Yükleme saatler önce tamamlanmıştı. Ocean Docks’taki adamları, araçları konteynerlere yerleştirmiş, üzerlerini paslı metal yığınları, kırık paletler ve yıpranmış çuvallarla örterek tam bir kamuflaj sağlamıştı. Her konteynerin dışı, hafif yağlı bir tabakayla kirletilmişti, özenle yapılmış bir özensizlik. Gümrükte görevli memurların dosyaları incelerken içlerinden “bir tonluk eski hurda daha” deyip geçeceği şekilde hazırlanmıştı her şey. Christian sahte değil, inanılır belgeler düzenlemişti. Bir belge sahte olabilir, ama inandırıcıysa gerçek gibi işlem görürdü.

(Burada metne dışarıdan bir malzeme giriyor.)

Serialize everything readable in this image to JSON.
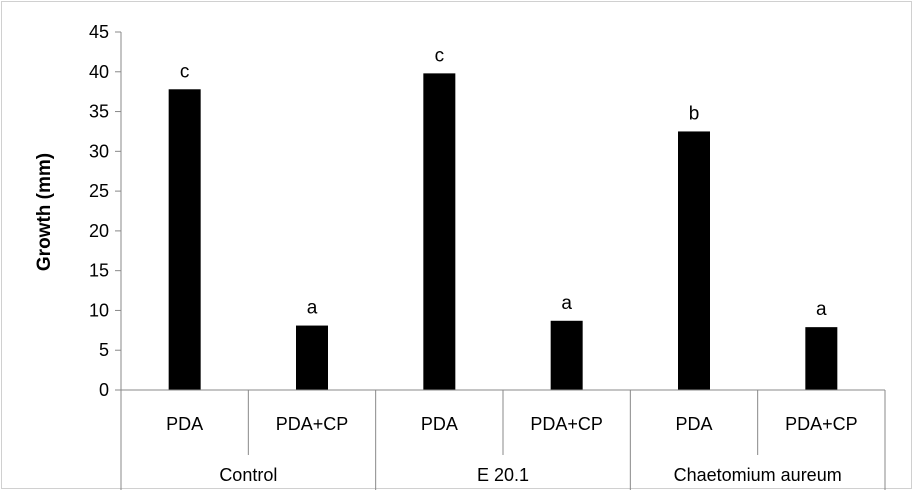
{
  "chart_data": {
    "type": "bar",
    "title": "",
    "ylabel": "Growth (mm)",
    "xlabel": "",
    "ylim": [
      0,
      45
    ],
    "yticks": [
      0,
      5,
      10,
      15,
      20,
      25,
      30,
      35,
      40,
      45
    ],
    "grid": false,
    "legend": "none",
    "bar_color": "#000000",
    "categories": [
      "PDA",
      "PDA+CP",
      "PDA",
      "PDA+CP",
      "PDA",
      "PDA+CP"
    ],
    "groups": [
      {
        "label": "Control",
        "categories": [
          "PDA",
          "PDA+CP"
        ]
      },
      {
        "label": "E 20.1",
        "categories": [
          "PDA",
          "PDA+CP"
        ]
      },
      {
        "label": "Chaetomium aureum",
        "categories": [
          "PDA",
          "PDA+CP"
        ]
      }
    ],
    "values": [
      37.8,
      8.1,
      39.8,
      8.7,
      32.5,
      7.9
    ],
    "data_labels": [
      "c",
      "a",
      "c",
      "a",
      "b",
      "a"
    ]
  }
}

Farkı yaratan buydu.
Sevkiyat, gece yarısı sessizce yola çıktı. Tam vardiya değişiminin ortasıydı; liman kontrolü gevşek, kameraların bakışları yorgundu. Konteynerler Arnavutluk’un Dıraç limanına doğru ilerlerken Christian, yazıhanede kalan son sigarasını yaktı. GPS ekranındaki yeşil noktalar hareket halindeydi; şüphe çekmeden, gürültüsüz. Bu bir nakliyat değildi sadece; bu, zekânın mühürle buluştuğu, sistemin açıklarının soğukkanlılıkla okunduğu bir operasyondu. O an düşündü: “Kusursuzluk, görünmez olmaktır. Ve biz şu an görünmüyoruz.”